Вот, значит, подумал я тогда, почему у аптекаря освободилось местечко… Повезло же мне, что никто не опередил. Хотя, братья, вы же понимаете, что такие везения должны быть тщательно подготовлены. Да, понимаю, понимаю! Не я один готовил, были и другие глаза да уши. А всё ж таки не полезь этот злосчастный Хосси куда не след – я бы долго ещё рядом ошивался, ища повод.

– И что? – спросил я с замиранием, почти не притворяясь. – Наказали?

– Если бы! – скривился Алай. – Господин ему вообще слова не сказал, а только на другой день приехала телега, парой быков запряжённая, а на телеге – трое здоровых таких дядек, по виду вроде не селяне, а приказчики купецкие. Посадили Хосси на телегу, ноги ему верёвкой спутали, чтобы утечь не вздумал, и уехала телега за ворота. Вот. А ещё перед Дамилем был Асараби, его тоже увезли, только вот за что, неведомо. Такой тихий пацан был, зашуганный совсем, слова не проронит. А вот чем-то всё же не угодил.

Задумался я над словами Алая. И ведь не то удивительным было, что господин слуг меняет – такое во всяком богатом доме сплошь и рядом. Но две вещи мне чудными показались. Первая – это насчёт телеги. Ну, не угодил тебе слуга, так отлупи его, другим в назидание, да и вышвырни за ворота, и пусть бредёт куда хочет. Нет – телега какая-то, быки какие-то… Второе диво – это насчёт старших. Почему, как слуге восемнадцать стукнет, так выпроваживает его господин, и даже не выпроваживает, а судьбу ему устраивает – денег даёт, письма рекомендательные? От первого дива веяло жутью какой-то необычной, а от второго – необычной милостью.

Но обо всём этом надлежало потом как следует размыслить, когда пообвыкнусь тут, пооботрусь. Нам спешить некуда, наши жернова, как сами знаете, мелют медленно. Медленно – да верно.

– А что о работе скажешь? – задал я самый главный вопрос. – Тяжело ль приходится?

И вновь на минутку задумался Алай.

– Да как тебе сказать… Тут, конечно, не рудник и даже не мельница, спину не сорвёшь, но и без дела не сидят. Особенно летом да осенью, у господина аптекарский огород ведь большой, всякие целебные травы, и надо их правильно вырастить, правильно собрать, правильно высушить, а потом из них правильно снадобья изготовить. Силы особой тут не надо, а вот внимание да старание… это да.
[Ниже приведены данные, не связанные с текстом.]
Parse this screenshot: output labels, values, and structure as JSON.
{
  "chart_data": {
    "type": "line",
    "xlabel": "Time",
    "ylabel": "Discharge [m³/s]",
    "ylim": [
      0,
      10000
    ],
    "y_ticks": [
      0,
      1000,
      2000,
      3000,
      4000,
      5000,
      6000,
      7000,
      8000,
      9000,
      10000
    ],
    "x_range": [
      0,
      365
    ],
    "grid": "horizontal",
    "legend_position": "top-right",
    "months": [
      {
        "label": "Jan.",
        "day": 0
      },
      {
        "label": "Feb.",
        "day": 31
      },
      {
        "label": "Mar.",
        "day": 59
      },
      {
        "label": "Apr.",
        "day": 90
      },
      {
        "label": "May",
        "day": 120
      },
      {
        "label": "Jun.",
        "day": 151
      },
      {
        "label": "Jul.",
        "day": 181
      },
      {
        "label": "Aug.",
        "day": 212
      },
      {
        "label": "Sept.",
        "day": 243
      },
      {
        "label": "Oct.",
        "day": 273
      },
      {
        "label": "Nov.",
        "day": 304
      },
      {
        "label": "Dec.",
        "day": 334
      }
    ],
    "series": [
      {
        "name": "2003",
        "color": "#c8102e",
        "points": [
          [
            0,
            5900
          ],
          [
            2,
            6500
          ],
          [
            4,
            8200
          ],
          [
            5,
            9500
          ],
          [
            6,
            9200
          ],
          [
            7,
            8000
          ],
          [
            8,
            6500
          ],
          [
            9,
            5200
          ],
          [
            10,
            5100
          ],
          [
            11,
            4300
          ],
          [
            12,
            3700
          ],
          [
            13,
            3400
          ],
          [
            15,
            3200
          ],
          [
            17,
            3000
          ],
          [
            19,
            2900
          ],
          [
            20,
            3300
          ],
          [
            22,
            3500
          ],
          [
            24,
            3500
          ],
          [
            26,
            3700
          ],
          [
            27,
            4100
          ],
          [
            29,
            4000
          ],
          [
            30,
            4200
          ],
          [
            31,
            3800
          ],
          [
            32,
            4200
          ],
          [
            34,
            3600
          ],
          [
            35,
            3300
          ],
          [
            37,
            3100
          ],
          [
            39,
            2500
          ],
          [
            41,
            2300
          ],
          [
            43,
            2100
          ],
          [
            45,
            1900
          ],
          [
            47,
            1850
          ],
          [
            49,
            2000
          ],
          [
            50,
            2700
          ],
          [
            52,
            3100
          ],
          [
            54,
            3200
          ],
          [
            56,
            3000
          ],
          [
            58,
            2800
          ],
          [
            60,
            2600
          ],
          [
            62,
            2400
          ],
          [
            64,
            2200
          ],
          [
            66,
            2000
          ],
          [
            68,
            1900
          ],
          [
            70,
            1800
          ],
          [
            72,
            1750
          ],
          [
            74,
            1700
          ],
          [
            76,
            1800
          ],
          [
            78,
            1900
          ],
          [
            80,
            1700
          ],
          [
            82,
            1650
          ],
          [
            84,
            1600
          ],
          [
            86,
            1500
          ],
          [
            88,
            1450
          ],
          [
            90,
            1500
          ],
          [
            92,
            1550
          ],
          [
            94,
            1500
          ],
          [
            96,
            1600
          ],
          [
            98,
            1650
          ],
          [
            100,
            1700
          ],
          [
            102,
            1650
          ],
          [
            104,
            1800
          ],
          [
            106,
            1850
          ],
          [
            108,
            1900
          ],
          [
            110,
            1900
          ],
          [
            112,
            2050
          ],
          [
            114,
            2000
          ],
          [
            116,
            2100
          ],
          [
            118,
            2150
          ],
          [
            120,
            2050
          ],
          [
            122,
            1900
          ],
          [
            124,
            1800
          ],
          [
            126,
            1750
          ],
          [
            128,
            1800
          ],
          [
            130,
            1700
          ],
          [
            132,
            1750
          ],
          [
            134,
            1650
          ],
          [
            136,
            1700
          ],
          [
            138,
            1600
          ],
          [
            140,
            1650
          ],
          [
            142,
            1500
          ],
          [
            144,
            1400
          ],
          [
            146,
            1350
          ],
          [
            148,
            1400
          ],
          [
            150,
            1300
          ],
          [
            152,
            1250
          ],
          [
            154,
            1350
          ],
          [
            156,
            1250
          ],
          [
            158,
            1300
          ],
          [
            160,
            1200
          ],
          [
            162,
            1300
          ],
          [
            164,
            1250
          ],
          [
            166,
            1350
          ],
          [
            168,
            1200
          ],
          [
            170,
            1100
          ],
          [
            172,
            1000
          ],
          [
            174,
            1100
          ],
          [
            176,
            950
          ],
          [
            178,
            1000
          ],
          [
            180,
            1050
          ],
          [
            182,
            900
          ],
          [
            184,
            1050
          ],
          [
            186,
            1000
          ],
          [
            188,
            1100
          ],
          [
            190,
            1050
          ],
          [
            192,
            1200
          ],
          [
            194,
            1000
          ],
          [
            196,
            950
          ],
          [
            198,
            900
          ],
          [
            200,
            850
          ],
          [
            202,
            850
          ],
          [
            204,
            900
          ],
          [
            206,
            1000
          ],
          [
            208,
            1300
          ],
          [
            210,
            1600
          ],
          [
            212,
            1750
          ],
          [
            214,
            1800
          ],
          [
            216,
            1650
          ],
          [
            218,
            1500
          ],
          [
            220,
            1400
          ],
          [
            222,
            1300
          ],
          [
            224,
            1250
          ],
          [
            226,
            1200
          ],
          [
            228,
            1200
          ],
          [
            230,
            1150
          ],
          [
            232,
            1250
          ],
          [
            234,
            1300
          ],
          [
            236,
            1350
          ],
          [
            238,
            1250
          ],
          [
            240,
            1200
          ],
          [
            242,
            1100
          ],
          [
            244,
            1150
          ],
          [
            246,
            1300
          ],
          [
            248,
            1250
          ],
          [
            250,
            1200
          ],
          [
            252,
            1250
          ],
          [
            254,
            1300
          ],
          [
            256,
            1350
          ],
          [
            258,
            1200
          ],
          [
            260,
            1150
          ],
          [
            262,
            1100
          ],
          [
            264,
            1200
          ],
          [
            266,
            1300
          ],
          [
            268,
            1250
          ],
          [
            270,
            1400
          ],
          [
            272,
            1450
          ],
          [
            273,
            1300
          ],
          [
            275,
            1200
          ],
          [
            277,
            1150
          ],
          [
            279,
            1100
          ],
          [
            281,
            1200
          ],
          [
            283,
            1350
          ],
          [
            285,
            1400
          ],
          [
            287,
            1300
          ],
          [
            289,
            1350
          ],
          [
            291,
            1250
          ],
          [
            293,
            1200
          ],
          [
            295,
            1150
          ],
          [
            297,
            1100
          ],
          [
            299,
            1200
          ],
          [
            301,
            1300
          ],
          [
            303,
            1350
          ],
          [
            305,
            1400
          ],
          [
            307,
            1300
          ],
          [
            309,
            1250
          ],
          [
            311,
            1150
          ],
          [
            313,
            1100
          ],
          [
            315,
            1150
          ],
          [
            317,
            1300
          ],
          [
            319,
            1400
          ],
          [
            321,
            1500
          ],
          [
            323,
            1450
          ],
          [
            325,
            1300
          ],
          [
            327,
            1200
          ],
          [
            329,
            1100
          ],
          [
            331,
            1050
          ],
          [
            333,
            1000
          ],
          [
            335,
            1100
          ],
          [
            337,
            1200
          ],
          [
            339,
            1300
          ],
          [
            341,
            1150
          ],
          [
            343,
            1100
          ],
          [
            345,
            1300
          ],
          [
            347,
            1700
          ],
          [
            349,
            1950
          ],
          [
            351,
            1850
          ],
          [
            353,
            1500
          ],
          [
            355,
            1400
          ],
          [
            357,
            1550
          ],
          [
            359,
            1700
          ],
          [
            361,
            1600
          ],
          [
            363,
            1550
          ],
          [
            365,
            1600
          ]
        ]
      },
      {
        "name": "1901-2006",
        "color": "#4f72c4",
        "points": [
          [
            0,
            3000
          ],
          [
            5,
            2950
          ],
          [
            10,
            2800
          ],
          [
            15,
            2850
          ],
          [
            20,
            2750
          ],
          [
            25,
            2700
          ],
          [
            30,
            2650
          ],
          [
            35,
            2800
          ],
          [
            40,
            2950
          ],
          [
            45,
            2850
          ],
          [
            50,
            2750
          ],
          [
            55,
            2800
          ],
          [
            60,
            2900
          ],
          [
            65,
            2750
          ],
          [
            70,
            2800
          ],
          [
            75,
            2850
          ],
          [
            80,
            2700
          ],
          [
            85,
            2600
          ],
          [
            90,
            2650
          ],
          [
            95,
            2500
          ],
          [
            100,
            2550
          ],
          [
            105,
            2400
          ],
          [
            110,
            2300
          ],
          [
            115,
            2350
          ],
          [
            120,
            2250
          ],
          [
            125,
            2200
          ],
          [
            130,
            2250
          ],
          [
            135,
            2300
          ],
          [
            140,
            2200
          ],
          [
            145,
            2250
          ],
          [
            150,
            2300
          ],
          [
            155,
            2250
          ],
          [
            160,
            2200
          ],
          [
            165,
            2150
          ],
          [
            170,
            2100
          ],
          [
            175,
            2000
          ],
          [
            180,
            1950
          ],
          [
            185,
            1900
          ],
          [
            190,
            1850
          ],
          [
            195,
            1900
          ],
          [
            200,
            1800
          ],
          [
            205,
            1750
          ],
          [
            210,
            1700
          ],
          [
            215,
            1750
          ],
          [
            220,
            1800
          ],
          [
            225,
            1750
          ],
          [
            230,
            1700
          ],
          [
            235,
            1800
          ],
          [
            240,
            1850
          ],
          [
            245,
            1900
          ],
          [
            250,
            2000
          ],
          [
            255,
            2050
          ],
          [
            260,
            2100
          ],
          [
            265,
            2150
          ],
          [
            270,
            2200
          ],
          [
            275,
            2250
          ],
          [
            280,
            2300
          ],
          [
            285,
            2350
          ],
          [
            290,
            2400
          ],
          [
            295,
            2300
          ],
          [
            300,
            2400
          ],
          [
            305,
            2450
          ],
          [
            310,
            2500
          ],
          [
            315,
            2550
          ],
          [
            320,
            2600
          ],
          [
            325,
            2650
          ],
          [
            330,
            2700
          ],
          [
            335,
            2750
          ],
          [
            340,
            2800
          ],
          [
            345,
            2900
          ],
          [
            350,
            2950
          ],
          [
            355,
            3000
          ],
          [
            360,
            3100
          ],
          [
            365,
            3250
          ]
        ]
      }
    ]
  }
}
Тут-то на меня просветление и снизошло. Появилась у меня догадка, почему взрослых слуг у господина нет. Ежели работа ни силы особой, ни ума не требует, то куда разумнее отроков нанять. Платить им не как взрослым, само собой, а то и вовсе не платить, а только кормить да одевать – а работа будет сделана не хуже. Что же до старания… так воспитывается старание. Уж мне ли не знать! И потому задал я следующий по главности вопрос.

– Дерут часто?

– Это нет, – ухмыльнулся Алай. – Только если кто очень уж постарается. Господин битья не жалует. Меня тут за полтора года ни разу не секли. Тут у нас не розги боятся, Гилар. У нас телеги боятся…

– Ага! – кивнул я с пониманием. Что ж, буду и я бояться телеги. Мне телега совершенно не нужна.

И тогда я задал третий главный вопрос. Хотя, может, и первый.

– А платят-то как?

Алай чуток замялся.

– Ну… не сказать чтобы очень много… Первые полгода вообще не платят, только за харчи работаешь. А потом господин начинает платить, по первому году всего ничего, десять медных грошей в месяц, а со второго года больше, и чем дольше служишь, тем больше получаешь. Тангиль вот серебряный огрим в месяц имеет. Да и тех денег мы не видим, их господин на руки не выдаёт, а только запись ведёт, кому сколько должен. Как уходит слуга, так всё сразу и получает. Даже тем, кого на телеге увозят, и то мешочек полагается.

Да, прямо сказать – ниже среднего. Хотя это для взрослого слуги – ниже, а для моих сверстников и так неплохо. Я даже успокоился слегка. Слишком большая плата меня бы насторожила, а вот когда господин за полугрош держится – это дело самое что ни на есть обычное. Куда более странно, что заработанное не выдаётся на руки. А в город сходить, повеселиться, и всё такое? Похоже, не очень-то отсюда выпускают в город. И это само по себе интересно.